Il Santo Vescovo Agostino d’Ippona, durante la sua travagliata conversione, immerso nelle sue elucubrazioni filosofiche, come l’eterno pensiero del bene e del male, un giorno, stava passeggiando, sulla spiaggia di Civitavecchia, preso dai suoi profondi pensieri. Ad un tratto, scorse un bimbo, sulla riva del mare, che stava raccogliendo l’acqua con il suo secchiello per poi versarla in una piccola buca scavata nella sabbia. Il Santo filosofo chiese: “Cosa stai facendo?”. Il bimbo rispose: “Voglio mettere tutta l’acqua del mare in questa piccola cavità…”: Agostino gli replicò: “Impossibile…”. Il bimbo lo guardò e gli  rispose: “E’ più facile che io metta  tutta l’acqua del mare in questa cavità, che tu riesca a comprendere il mistero della Trinità di Dio.”
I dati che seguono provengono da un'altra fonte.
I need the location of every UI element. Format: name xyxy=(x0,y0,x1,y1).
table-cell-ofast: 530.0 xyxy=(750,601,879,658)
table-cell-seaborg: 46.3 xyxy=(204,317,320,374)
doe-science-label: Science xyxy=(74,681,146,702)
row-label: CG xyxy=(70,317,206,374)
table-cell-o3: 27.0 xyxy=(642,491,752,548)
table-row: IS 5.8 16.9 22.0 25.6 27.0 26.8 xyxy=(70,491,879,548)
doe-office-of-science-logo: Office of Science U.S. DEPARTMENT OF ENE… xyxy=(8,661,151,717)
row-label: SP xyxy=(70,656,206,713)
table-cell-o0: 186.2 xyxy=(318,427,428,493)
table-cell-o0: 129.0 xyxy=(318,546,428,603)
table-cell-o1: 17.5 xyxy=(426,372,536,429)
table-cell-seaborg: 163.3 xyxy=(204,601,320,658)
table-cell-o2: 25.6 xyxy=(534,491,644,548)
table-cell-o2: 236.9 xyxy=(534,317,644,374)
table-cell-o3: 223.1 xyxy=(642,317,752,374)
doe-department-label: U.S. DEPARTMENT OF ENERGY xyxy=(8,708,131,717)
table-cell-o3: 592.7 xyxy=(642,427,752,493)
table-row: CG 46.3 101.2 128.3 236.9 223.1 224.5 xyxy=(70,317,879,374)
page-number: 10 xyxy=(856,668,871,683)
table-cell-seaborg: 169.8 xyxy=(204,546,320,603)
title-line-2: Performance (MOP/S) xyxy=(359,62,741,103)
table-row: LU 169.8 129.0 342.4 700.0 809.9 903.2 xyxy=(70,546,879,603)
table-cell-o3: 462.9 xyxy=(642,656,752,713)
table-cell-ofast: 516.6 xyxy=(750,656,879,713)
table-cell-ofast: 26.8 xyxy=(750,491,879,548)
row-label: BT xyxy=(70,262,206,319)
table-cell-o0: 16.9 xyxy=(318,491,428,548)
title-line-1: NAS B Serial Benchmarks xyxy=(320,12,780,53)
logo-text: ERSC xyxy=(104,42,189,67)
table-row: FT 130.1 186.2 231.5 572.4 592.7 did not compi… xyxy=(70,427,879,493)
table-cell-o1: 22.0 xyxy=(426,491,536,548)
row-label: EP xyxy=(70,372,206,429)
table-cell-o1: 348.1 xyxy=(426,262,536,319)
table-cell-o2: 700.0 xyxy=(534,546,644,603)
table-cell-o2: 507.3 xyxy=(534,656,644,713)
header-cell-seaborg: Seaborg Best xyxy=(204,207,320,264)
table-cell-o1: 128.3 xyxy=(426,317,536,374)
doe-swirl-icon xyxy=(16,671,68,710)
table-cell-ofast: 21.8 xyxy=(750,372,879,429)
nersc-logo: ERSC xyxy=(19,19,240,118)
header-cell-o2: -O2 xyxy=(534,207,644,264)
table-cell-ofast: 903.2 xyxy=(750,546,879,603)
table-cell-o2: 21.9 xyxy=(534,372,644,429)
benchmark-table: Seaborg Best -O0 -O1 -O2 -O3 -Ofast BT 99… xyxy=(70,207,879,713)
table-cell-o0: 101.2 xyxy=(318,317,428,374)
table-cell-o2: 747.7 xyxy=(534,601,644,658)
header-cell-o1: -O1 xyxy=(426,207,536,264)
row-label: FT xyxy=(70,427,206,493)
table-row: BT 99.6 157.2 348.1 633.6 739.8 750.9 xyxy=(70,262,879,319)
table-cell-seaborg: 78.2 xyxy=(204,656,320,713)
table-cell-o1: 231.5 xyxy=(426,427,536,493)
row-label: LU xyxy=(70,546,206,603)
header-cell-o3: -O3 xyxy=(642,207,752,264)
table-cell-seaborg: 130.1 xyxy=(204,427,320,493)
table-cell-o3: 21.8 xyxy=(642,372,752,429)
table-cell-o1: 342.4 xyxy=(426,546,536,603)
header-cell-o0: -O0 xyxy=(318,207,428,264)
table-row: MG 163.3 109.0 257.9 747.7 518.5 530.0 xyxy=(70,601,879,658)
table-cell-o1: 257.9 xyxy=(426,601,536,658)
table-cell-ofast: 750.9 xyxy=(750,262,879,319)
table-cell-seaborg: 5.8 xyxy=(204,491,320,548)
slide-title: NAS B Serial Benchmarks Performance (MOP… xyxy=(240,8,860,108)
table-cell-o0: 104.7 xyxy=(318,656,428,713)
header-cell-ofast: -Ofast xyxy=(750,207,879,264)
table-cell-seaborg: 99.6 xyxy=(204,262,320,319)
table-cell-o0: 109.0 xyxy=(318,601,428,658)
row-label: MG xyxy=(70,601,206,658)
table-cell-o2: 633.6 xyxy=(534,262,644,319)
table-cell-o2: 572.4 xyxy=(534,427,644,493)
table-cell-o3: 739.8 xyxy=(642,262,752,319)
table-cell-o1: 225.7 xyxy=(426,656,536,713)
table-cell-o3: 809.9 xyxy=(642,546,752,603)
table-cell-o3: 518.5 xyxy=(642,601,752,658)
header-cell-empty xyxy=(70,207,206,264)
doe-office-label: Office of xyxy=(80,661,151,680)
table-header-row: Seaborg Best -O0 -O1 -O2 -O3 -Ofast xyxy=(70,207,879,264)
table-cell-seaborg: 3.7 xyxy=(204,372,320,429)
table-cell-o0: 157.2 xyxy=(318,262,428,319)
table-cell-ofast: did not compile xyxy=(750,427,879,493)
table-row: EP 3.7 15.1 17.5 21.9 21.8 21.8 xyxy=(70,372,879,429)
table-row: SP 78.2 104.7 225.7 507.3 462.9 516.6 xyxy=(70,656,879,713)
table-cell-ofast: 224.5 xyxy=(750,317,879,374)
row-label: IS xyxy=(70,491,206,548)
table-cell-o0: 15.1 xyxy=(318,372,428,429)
Questo racconto, che secondo alcuni studiosi del Santo, sarebbe una leggenda, ci introduce alla celebrazione liturgica che segue la Domenica di Pentecoste. In effetti, questa solennità della Santissima Trinità, può sembrare un concetto difficile in quanto, il mistero divino, avvolge le tre persone in essa rappresentate. Ma, con gli occhi della fede, possiamo scorgere la luminosità, di queste tre presone, reali e presenti nel mondo, che guidano la storia dell’umanità. Dio, da cui tutto ebbe origine, ed è l’eterno regista del mondo, la sua grande misericordia per l’uomo, da lui creato, lo spinge, dopo la rottura dell’alleanza nel giardino dell’Eden, ad inviare sulla terra, un figlio fatto di carne e sangue. Per riconciliare il mondo con il Padre, il Figlio, si sacrifica sulla croce e risorge dai morti. Attraverso lo Spirito, nasce la Chiesa e, il messaggio divino, raggiunge tutti i confini della terra. Un Dio, dunque, uno e trino, che per amore, si fa uomo, padre , Spirito Santo: è la forza dell’amore, della condivisione, la forza dell’essere figli di Dio. Lo siamo realmente, come dice l’apostolo Giovanni, perché Dio, si è fatto carne e ha dato, a chi lo ha accolto, il potere di essere chiamato figlio suo.


Preghiera
Gloria al padre, al figlio, allo spirito Santo, al Dio trino e unico, che era, è e vive in eterno. Amen.